I'll put it this way:
The chances that it is something on the LINE side causing ONLY THIS BREAKER to trip are far far slimmer than something on the LOAD side. If you had for example a grid glitch that caused a brief outage and if it came back on almost immediately, and if you had some big spinning loads, then if their motors had not had time to collapse the magnetic fields, the regen from those big spinning loads that can occur because the restoration of power is at a different frequency than the regen can cause a severe transient that can trip the magnetic trips of the breaker. Notice there are a lot of "ifs" in there and by the way, you could STILL consider this a load problem, because all you have to do to fix it is to not allow loads to stay on after an outage.

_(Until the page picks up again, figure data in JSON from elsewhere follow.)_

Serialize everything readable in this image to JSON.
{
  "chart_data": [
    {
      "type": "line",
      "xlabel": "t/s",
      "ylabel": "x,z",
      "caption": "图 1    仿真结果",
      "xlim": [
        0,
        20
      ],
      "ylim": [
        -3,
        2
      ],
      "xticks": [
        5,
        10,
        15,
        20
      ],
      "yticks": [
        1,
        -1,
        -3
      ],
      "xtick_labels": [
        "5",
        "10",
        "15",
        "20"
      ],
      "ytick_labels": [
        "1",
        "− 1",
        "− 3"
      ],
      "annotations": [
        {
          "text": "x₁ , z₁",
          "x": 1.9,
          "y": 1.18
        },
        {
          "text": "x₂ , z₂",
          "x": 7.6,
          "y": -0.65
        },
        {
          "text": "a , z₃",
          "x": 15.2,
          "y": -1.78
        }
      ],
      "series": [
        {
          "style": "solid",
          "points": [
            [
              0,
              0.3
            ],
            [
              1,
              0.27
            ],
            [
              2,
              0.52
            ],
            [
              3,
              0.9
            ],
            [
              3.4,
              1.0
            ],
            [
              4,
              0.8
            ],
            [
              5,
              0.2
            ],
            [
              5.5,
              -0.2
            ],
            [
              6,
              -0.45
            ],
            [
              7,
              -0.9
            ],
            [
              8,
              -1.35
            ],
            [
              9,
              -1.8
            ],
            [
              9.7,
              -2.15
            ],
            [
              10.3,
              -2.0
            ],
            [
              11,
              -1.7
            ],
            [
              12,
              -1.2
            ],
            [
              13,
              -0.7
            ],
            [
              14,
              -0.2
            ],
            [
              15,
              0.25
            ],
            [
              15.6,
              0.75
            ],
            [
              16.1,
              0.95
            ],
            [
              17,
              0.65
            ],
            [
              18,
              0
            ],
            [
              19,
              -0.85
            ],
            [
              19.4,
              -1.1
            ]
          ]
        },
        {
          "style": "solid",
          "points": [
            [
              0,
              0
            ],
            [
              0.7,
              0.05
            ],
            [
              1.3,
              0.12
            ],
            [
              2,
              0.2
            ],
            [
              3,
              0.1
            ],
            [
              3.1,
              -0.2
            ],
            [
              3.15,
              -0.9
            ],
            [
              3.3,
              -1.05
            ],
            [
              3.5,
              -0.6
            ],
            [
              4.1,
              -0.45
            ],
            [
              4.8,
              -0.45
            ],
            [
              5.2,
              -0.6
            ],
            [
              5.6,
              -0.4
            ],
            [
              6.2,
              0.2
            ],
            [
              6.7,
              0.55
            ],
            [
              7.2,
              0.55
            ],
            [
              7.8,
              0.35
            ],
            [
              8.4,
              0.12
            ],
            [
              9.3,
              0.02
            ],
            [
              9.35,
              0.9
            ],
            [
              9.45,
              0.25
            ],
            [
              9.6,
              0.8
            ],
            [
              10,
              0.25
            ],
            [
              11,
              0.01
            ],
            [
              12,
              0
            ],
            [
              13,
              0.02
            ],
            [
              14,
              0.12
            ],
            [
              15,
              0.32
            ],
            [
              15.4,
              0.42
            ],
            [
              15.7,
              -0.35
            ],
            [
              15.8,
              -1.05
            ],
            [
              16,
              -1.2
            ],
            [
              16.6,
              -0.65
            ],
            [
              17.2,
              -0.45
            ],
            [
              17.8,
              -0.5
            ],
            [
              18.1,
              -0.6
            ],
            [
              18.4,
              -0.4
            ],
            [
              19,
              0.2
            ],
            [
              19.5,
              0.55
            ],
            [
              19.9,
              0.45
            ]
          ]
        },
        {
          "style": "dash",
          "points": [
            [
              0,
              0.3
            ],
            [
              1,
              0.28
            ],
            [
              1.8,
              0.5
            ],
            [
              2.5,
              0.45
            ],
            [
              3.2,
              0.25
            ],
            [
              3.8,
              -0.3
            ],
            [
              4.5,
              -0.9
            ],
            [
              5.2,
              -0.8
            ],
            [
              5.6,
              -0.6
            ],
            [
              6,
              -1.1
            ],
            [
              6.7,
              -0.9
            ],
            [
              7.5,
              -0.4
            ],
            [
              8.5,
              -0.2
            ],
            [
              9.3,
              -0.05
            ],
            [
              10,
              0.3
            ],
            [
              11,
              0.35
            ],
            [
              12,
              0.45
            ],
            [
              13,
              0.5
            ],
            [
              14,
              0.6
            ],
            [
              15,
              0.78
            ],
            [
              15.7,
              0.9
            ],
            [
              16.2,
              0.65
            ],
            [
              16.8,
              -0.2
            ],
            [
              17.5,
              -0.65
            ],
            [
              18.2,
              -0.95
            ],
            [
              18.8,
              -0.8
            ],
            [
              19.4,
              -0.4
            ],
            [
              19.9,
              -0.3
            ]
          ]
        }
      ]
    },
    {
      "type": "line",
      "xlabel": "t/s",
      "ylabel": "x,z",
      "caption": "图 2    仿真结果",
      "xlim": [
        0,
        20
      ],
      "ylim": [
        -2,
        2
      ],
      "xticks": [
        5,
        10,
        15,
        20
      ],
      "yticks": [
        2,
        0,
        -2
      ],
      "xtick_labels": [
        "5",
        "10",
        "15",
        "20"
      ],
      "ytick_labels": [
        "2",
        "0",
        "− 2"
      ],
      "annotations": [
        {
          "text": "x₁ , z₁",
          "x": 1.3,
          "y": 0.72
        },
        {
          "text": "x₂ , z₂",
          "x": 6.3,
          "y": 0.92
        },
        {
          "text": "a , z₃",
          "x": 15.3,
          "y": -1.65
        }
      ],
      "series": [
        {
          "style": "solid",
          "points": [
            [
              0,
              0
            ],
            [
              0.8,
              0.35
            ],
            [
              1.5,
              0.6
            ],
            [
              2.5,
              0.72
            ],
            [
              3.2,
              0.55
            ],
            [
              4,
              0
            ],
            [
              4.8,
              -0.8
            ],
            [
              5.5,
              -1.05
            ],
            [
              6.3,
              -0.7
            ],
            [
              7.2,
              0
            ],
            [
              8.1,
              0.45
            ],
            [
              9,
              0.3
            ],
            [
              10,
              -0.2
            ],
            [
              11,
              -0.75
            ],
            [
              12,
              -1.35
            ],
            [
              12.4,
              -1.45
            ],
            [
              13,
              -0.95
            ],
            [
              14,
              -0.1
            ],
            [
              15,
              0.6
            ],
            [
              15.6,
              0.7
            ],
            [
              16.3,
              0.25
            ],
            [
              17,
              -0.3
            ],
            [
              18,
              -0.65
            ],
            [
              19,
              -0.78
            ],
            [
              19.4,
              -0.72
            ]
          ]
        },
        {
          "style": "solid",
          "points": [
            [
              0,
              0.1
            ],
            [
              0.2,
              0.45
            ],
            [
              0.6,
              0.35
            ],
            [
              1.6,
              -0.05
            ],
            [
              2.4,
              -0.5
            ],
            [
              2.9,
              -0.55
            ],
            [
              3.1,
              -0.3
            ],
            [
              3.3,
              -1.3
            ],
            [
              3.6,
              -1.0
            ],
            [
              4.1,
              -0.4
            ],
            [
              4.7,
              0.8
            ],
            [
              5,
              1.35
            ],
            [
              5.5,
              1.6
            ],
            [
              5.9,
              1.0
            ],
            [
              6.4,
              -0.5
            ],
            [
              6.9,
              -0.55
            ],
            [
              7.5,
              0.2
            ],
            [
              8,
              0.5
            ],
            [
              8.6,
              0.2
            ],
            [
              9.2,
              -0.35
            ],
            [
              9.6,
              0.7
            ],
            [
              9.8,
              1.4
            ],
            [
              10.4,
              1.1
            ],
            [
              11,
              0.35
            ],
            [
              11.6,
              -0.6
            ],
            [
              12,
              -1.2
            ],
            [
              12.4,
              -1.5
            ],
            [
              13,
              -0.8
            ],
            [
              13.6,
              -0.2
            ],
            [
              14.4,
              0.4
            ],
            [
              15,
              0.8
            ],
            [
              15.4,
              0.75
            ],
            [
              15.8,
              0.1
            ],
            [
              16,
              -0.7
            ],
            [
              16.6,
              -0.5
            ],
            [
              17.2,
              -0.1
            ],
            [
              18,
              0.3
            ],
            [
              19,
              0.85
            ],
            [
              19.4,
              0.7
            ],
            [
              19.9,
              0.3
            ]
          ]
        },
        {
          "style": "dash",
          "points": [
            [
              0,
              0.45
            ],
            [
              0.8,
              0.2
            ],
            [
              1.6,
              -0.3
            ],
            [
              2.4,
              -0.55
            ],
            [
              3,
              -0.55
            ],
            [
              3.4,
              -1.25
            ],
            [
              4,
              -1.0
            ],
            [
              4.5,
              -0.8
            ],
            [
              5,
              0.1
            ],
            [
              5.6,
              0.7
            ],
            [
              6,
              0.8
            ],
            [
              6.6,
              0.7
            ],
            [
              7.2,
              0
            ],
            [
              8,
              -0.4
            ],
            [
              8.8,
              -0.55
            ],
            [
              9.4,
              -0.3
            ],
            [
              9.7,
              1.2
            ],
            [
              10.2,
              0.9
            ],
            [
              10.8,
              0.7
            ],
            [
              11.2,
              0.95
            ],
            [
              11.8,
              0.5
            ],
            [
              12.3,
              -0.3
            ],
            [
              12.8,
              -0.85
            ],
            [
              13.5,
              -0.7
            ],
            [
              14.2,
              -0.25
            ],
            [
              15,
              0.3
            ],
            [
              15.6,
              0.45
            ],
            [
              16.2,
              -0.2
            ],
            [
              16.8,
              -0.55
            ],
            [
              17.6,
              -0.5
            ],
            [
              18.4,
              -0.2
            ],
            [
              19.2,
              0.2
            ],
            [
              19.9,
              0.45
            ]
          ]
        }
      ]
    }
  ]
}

Or how about this: the likelihood that the breaker is DOING ITS JOB and preventing a fire because of some yet undiscovered but perfectly plausible issue on the load side are far greater than it being defective or getting fooled by some "phantom" even on the line side.
Before wasting a lot more time, I'd find out if a coordination study was ever done. If it was, then immediately check ALL other protective devices down stream of this breaker to make sure they are EXACTLY as depicted in that study. The one that is not the same or the one that is new and not included is the first place to look for undiscovered problems. If there was NO coordination study done (as I suspect), then that may be problem #1. You may have a down stream protective device that is set to trip at a level higher than the setting of this breaker. That's exactly what a "coordination" study prevents, it's intended to make sure that protective device settings are coordinated so that faults are cleared at the lowest (closest) possible level.